VAUGHAN, Ontario, Sept. 14, 2023 – Bausch + Lomb Corporation (NYSE/TSX: BLCO), a leading global eye health company dedicated to helping people see better to live better, today announced that Bausch + Lomb Escrow Corp. (“Escrow Issuer”), a wholly owned subsidiary of the company, has priced its previously announced offering of $1.4 billion aggregate principal amount of 8.375% senior secured notes due 2028 (“Notes”). The Notes will be sold to investors at a price of 100% of the principal amount thereof.

As previously announced, the company is also seeking to enter into an incremental term loan facility. The definitive documentation for the incremental term loan facility (“Term Loan Facility”) will be in the form of an incremental amendment to the company’s existing credit agreement. Bausch + Lomb is expected to borrow $500 million of new term B loans (“New Term B Loans”) under the Term Loan Facility.

The net proceeds from the offering of the Notes, along with the expected proceeds from the New Term B Loans, are expected to fund the company’s pending acquisition (“Acquisition”) of XIIDRA® (lifitegrast ophthalmic solution) 5%, a non-steroid eye drop specifically approved to treat the signs and symptoms of dry eye disease focusing on inflammation associated with dry eye, and certain other ophthalmology assets, to pay fees and expenses related to the Acquisition, the offering of the Notes and the borrowings of the New Term B Loans and for general corporate purposes, including the repayment of existing debt.

If the issuance of the Notes occurs prior to the closing of the Acquisition, the Notes will initially be issued by the Escrow Issuer, and the net proceeds from the offering of the Notes will be deposited into a segregated escrow account. Upon closing of the Acquisition, Bausch + Lomb will assume the obligations of the Escrow Issuer under the Notes and the indenture that will govern the Notes and any other obligations of the Escrow Issuer and receive all of the assets of the Escrow Issuer, and the net proceeds will be released from the escrow account and applied as set forth above. However, if the issuance of the Notes occurs substantially concurrently with the closing of the Acquisition, Bausch + Lomb will be the issuer of the Notes and the escrow provision described above will not apply.

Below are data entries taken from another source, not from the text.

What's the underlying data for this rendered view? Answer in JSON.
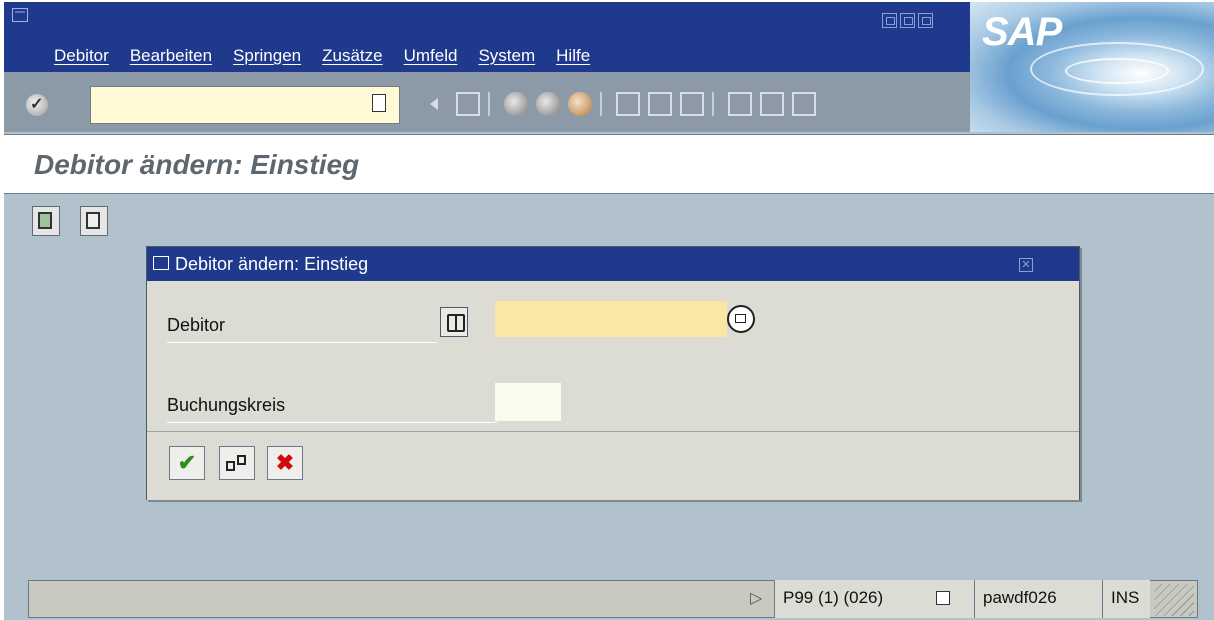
{
  "menubar": {
    "items": [
      "Debitor",
      "Bearbeiten",
      "Springen",
      "Zusätze",
      "Umfeld",
      "System",
      "Hilfe"
    ],
    "logo": "SAP"
  },
  "toolbar": {
    "command_field_value": "",
    "icons": [
      "enter-icon",
      "back-icon",
      "save-icon",
      "back-green-icon",
      "exit-icon",
      "cancel-icon",
      "print-icon",
      "find-icon",
      "find-next-icon",
      "first-page-icon",
      "previous-page-icon",
      "next-page-icon"
    ]
  },
  "title": "Debitor ändern: Einstieg",
  "dialog": {
    "title": "Debitor ändern: Einstieg",
    "fields": {
      "debitor_label": "Debitor",
      "debitor_value": "",
      "bukrs_label": "Buchungskreis",
      "bukrs_value": ""
    },
    "footer": {
      "ok": "✔",
      "cancel": "✖"
    }
  },
  "statusbar": {
    "system": "P99 (1) (026)",
    "host": "pawdf026",
    "mode": "INS"
  },
  "colors": {
    "titlebar_blue": "#1f3a8c",
    "input_required": "#fae6a5",
    "background": "#b2c2cd"
  }
}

From and after the closing of the Acquisition, the Notes will be guaranteed by each of the company’s subsidiaries that are guarantors under the Term Loan Facility and the existing term loan facility and will be secured on a first-priority basis by liens on the assets that secure the Term Loan Facility and the existing term loan facility.

Closing of the Term Loan Facility will be conditioned upon completion of the Acquisition and is anticipated to occur concurrently with the closing of the Acquisition at or around the end of September 2023. Closing of the Notes offering is expected to occur on Sept. 29, 2023, subject to customary closing conditions, but will not be conditioned upon completion of the Acquisition. If the Acquisition does not occur on or prior to Sept. 30, 2024, or other specified events do not occur, the Escrow Issuer will be required to redeem the Notes at such time at a redemption price equal to the principal amount of the Notes plus accrued and unpaid interest.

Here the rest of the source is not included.